When watching any television series, one must note the target demographic of the television series in order to understand the context surrounding such a show, and in Switched At Birth, the existence of its demographic of young women creates a unique context that allows for a simultaneous combination of modern and antiquated depictions of gender.

One of the more bizarre elements includes the depiction of the activities of women (versus men), since by all other accounts, Switched At Birth remains fairly equal in representation, with a roughly 50-50 male-to-female ratio. When examining such depictions, an unusual pattern emerges; generally, females are engaged in more conflicts than males yet also receive more plotline elements. For example, the only notable male-to-male conflicts that arise are between John Kennish (Bay’s father) and Daphne’s father, with every other major event, from Bay and Daphne’s competing love interests, to their indignation at the truth about their father being hidden from them, and to even Kathryn’s memoir, involving at least one (and in many cases, two) female characters.

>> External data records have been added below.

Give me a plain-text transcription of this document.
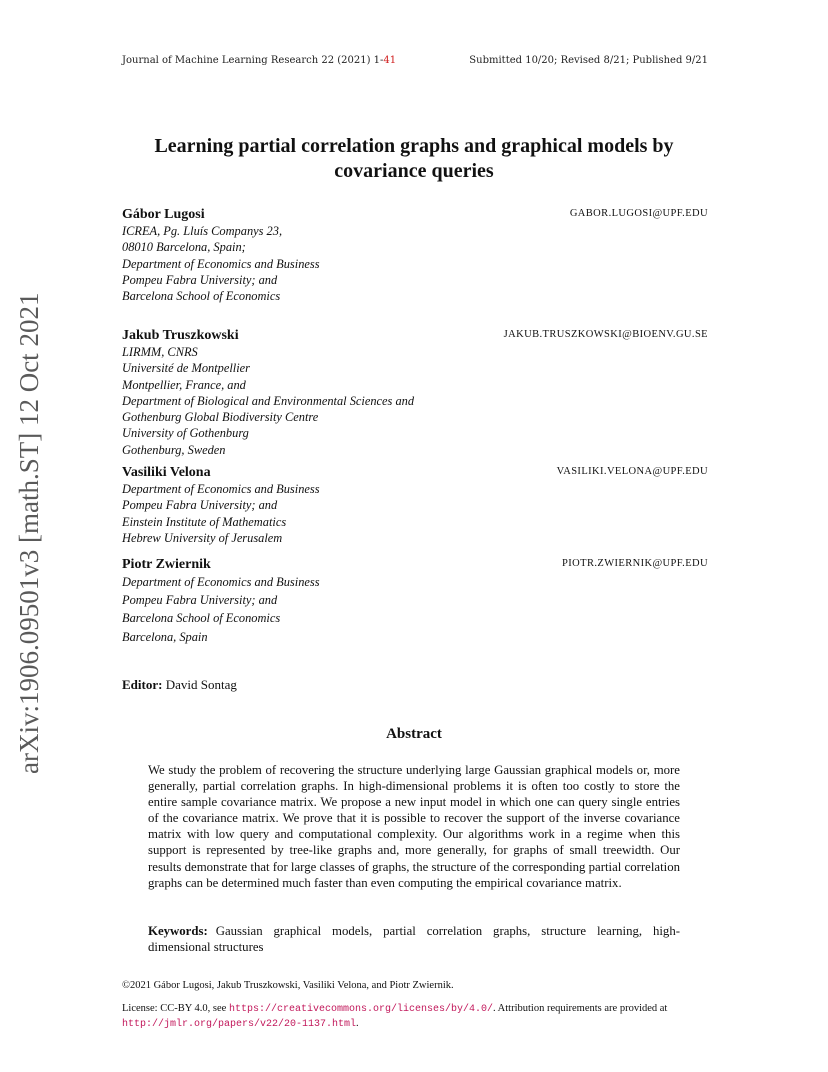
Journal of Machine Learning Research 22 (2021) 1-41	Submitted 10/20; Revised 8/21; Published 9/21
arXiv:1906.09501v3 [math.ST] 12 Oct 2021
Learning partial correlation graphs and graphical models by
covariance queries
Gábor Lugosi	GABOR.LUGOSI@UPF.EDU
ICREA, Pg. Lluís Companys 23,
08010 Barcelona, Spain;
Department of Economics and Business
Pompeu Fabra University; and
Barcelona School of Economics
Jakub Truszkowski	JAKUB.TRUSZKOWSKI@BIOENV.GU.SE
LIRMM, CNRS
Université de Montpellier
Montpellier, France, and
Department of Biological and Environmental Sciences and
Gothenburg Global Biodiversity Centre
University of Gothenburg
Gothenburg, Sweden
Vasiliki Velona	VASILIKI.VELONA@UPF.EDU
Department of Economics and Business
Pompeu Fabra University; and
Einstein Institute of Mathematics
Hebrew University of Jerusalem
Piotr Zwiernik	PIOTR.ZWIERNIK@UPF.EDU
Department of Economics and Business
Pompeu Fabra University; and
Barcelona School of Economics
Barcelona, Spain
Editor: David Sontag
Abstract
We study the problem of recovering the structure underlying large Gaussian graphical models or, more generally, partial correlation graphs. In high-dimensional problems it is often too costly to store the entire sample covariance matrix. We propose a new input model in which one can query single entries of the covariance matrix. We prove that it is possible to recover the support of the inverse covariance matrix with low query and computational complexity. Our algorithms work in a regime when this support is represented by tree-like graphs and, more generally, for graphs of small treewidth. Our results demonstrate that for large classes of graphs, the structure of the corresponding partial correlation graphs can be determined much faster than even computing the empirical covariance matrix.
Keywords: Gaussian graphical models, partial correlation graphs, structure learning, high-dimensional structures
©2021 Gábor Lugosi, Jakub Truszkowski, Vasiliki Velona, and Piotr Zwiernik.
License: CC-BY 4.0, see https://creativecommons.org/licenses/by/4.0/. Attribution requirements are provided at http://jmlr.org/papers/v22/20-1137.html.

On the one hand, this change could be viewed as positive, given the fact that unlike previously (during the “peak TV” era), female characters, for once, carried most plotlines. However, this must be tempered with, again, the understanding of the target demographic, which is primarily comprised of younger generations, which would desire greater representation, and females, who would desire greater representation of relatable characters to watch the show. Thus, this could be interpreted as merely pandering to such a fanbase.

On the other hand, however, much can be stated about the actual content of each plotline. For example, most clashes between characters, in fact, occur between two females or two girls, such as, again, Bay and Daphne competing for love interests such as Liam, or Regina hiding the truth from her mother and daughters.

Much time is spent viewing these sorts of confrontations between females.

Based on this interpretation, it can thus be interpreted that although female characters are heavily portrayed, their negative portrayal ultimately results in a net negative. Of course, though, as always, the truth resides within the middle (due to competing interest from both the viewer base and a conservative management wishing to not offend any viewers, including older, less socially accepting viewers).